A violência e a cumplicidade, no segundo volume de ‘O Teu Rosto Amanhã’, de Javier Marías

por Miguel Fernandes Duarte,    15 Dezembro, 2017
A violência e a cumplicidade, no segundo volume de ‘O Teu Rosto Amanhã’, de Javier Marías

Ao julgarmos como facto ser impossível saber se alguém iria cometer determinado crime, se deteria em si a possibilidade (e capacidade) de o cometer, demarcamo-nos de qualquer culpa em algo que venha a ser cometido por quem cujo rosto amanhã não soubemos prever pelo rosto de hoje. Mas ao não os impedirmos, não seremos todos, com maior ou menor grau, cúmplices dos crimes que são cometidos?

Dança e Sonho, é o segundo volume da monumental obra do escritor espanhol Javier Marías, O Teu Rosto Amanhã, finalmente publicada na íntegra em português pela Alfaguara. No primeiro volume, Febre e Lança, conhecemos Deza, o protagonista espanhol, emigrado em Londres, à medida que o mesmo começa o seu trabalho numa organização secreta anónima cuja função é prever quais serão os comportamentos futuros de determinada pessoa face aos que apresenta no presente. Descobrir, portanto, com base no rosto de hoje, qual será o seu rosto amanhã: se a pessoa é capaz de matar, se é capaz de levar a cabo determinada acção, quais são os seus traços de personalidade, tudo isso inserido num relatório individual; no fundo uma categorização de pessoas que, apesar de aspirar a um profundo conhecimento de alguém, tem em si algo de infalivelmente superficial.

Será natural, portanto, que este segundo volume seja aquele onde Deza começa a questionar o que faz. Ao ler o relatório da empresa sobre si próprio, desconhecendo quem o tenha escrito, deixa de estar, ele próprio, seguro de possuir as capacidades que os outros lhe atribuem (a de alguém que consegue, em sentido figurado, ver através dos outros). Mas além disso descobre que o trabalho que desenvolve não é, como achava, sempre feito para o estado.
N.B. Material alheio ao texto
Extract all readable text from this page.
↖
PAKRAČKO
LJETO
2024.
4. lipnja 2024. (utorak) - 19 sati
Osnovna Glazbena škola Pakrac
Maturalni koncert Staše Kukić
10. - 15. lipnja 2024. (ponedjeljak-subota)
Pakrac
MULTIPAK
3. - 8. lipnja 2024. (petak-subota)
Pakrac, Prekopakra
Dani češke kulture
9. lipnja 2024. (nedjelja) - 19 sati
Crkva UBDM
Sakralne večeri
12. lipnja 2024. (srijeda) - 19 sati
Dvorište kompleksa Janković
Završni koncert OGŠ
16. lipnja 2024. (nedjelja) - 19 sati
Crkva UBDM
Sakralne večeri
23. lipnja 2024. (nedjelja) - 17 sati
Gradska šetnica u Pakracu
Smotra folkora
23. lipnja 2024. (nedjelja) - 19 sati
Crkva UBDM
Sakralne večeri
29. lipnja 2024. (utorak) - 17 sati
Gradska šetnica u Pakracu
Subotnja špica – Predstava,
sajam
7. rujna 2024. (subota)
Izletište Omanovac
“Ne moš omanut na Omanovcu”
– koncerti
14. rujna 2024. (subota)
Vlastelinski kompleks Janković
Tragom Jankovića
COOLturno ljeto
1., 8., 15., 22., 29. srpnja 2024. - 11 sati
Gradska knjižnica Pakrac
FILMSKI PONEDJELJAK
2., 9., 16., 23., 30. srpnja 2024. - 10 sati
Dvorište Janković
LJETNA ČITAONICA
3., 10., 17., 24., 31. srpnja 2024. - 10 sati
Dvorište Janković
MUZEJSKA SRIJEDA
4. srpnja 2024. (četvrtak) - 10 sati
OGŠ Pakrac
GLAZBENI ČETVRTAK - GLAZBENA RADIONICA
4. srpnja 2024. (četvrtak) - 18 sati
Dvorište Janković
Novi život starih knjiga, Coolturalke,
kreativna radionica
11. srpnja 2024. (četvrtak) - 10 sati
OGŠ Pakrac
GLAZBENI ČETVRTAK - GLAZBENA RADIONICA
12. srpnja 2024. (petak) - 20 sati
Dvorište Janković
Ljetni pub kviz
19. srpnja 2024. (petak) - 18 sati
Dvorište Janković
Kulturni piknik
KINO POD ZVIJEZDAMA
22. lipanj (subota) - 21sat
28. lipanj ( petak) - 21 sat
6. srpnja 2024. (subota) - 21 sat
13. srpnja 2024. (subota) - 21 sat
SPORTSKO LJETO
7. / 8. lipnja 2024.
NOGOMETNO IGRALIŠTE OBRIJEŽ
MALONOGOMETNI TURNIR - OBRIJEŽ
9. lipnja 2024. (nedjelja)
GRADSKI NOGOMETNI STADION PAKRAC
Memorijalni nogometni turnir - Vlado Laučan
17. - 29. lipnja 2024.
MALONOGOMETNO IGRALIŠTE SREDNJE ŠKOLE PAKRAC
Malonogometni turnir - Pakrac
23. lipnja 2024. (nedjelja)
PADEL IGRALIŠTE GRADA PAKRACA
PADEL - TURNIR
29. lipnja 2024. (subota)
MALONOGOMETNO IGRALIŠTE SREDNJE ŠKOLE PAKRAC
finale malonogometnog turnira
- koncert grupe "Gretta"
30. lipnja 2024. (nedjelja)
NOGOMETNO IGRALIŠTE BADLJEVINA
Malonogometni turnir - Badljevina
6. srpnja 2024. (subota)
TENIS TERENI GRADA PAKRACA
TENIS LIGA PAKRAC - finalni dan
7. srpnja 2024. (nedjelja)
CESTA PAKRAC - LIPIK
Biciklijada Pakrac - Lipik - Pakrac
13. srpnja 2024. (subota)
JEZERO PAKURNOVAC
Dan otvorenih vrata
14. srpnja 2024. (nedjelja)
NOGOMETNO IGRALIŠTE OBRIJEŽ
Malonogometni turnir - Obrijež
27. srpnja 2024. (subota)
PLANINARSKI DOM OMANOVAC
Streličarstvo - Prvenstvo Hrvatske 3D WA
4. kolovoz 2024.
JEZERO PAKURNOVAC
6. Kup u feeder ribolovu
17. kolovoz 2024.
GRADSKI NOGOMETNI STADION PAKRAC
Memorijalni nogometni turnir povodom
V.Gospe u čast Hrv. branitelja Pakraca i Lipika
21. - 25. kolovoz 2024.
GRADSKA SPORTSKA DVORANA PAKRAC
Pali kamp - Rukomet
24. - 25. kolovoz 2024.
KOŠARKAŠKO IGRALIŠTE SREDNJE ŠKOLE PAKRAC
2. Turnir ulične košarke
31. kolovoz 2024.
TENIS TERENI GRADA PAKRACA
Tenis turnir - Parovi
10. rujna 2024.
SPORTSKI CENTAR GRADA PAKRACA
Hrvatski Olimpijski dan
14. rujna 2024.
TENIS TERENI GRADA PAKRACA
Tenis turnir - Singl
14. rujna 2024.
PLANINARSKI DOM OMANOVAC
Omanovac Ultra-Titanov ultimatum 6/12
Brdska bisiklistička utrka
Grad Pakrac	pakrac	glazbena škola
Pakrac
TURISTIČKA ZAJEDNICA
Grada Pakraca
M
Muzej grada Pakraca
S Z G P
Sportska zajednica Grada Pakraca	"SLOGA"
A empresa anónima, no edifício sem nome, opera também para privados, e ele não tem como saber o destinatário do trabalho que está a fazer, não tem como saber quais são os fins para os seus meios.

Como no primeiro volume, que divagava à volta de um jantar e posterior manhã em casa do seu amigo Peter Wheeler, o segundo volume decorre, também, ao longo de praticamente apenas uma cena, neste caso numa discoteca, onde Deza acompanha o seu chefe Tupra numa saída de negócios com o casal Manoia, ele um italiano com ar de mafioso, ela uma dondoca que Deza tem de entreter ao longo da noite, enquanto Tupra e Manoia tratam do que têm a tratar.

Javier Marías prolonga, como é seu hábito e com a mestria que lhe permite levar a cabo projectos tão ambiciosos como este, a cena da discoteca durante todo o livro, ausente qualquer preocupação pelo desvendar do próximo ponto da narrativa (chega até a parecer que o autor faz de propósito, como se de uma pirraça para com o leitor se tratasse), o que interessa é o que Deza sente, o que pensa, o que reflecte, e, portanto, ao longo de uma cena na discoteca há tempo para falar sobre a Guerra Civil Espanhola, para ouvir as histórias do seu pai, para divagar sobre pedintes, para trautear The Streets of Laredo, para mais uma vez observar o seu vizinho dançarino do prédio em frente, para não só pensar nela como ligar à ex-mulher Luísa, e lhe perguntar se conhece o Botox ou se há possibilidade de uma mulher, ao não levar cuecas enquanto veste saia durante a menstruação, deixar cair, sem reparar, um só pingo de sangue no chão.

Mas é nessa discoteca que Deza acaba por ser colocado numa situação paralela à que lhe é contada, com horror, pelo pai, a de um escritor falangista que, durante a guerra civil de Espanha, tomou parte num literal tourear de um condenado, um espectáculo grotesco onde os intervenientes, antes de o executarem, se divertiram a espetar-lhe bandarilhos como se de um touro se tratasse.

Embrenhado nessa violência que sente completamente gratuita, Deza torna-se, ao mesmo tempo, cúmplice e vítima, perpetrador da violência por não a ter impedido, e vítima da mesma, que ele sente a qualquer momento poder começar a ser aplicada contra si.